Friday, December 18, 2015

Voluntary in G Minor

Music for one hand? (link to the PDF)

Of my 24 Preludes, the one that's probably my favourite is #12 in F Minor, which is just a long string of notes. This is written in a similar vein, in a toccata style, not quite as fast but not slow either. And as I demonstrated when I played the F Minor, the fact that it's one line of music doesn't mean that it has to be handled by one hand; there are a dozen different ways that this one could be divided between two hands.

One of the reasons for the weekly preludes (and now voluntaries) is to stretch my compositional imagination and technique, not just the harmonic and melodic language I use but also textures and structural ideas. There's a tendency to get bogged down in one way of expressing something, and as I look back over the thirty pieces I've written since May, I think I've managed to avoid the pigeonhole and have produced a wide variety of works. Are they all good? Probably not. But they're all representative of me reaching for something new in that moment in time. And even if they're not all good, some of them are, and I'm working to suss out what works about those and what doesn't about others.

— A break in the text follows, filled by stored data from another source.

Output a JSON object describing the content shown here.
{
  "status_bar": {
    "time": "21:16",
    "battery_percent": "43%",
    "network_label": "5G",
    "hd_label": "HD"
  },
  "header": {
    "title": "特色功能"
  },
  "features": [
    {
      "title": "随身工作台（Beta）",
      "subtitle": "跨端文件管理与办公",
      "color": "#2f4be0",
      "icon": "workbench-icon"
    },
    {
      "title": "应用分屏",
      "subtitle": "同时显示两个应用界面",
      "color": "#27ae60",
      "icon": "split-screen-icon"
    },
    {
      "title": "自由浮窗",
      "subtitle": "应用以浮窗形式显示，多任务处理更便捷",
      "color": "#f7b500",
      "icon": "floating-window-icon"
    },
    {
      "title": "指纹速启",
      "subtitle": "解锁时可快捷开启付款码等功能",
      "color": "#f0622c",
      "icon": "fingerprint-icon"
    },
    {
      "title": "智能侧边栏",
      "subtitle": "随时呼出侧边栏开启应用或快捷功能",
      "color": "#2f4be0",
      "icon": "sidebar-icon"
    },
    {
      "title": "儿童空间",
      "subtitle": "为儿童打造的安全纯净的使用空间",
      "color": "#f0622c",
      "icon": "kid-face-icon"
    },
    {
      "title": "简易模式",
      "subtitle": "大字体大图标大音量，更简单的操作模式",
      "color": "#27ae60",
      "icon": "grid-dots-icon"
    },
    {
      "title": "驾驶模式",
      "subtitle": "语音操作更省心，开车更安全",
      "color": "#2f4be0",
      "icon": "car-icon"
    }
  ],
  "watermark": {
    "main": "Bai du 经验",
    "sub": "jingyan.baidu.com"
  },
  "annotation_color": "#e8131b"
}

In the meantime, all the best of the season to you and yours; happy organing, and we'll pick this thread up again in the 2016! I'm taking two weeks off from preludes for the holidays.

Creative Commons License
Voluntary in G Minor by Mike Cutler is licensed under a Creative Commons Attribution-NonCommercial-ShareAlike 4.0 International License.


  1. Please give us a left hand version with a few suggested fingerings! This would be VERY useful!

    1. If anyone wants to give that a try, by all means! I haven't got time to do that sort of work during the holiday season (although it's extremely tempting to subtly point out the donation button...). Thanks for your interest!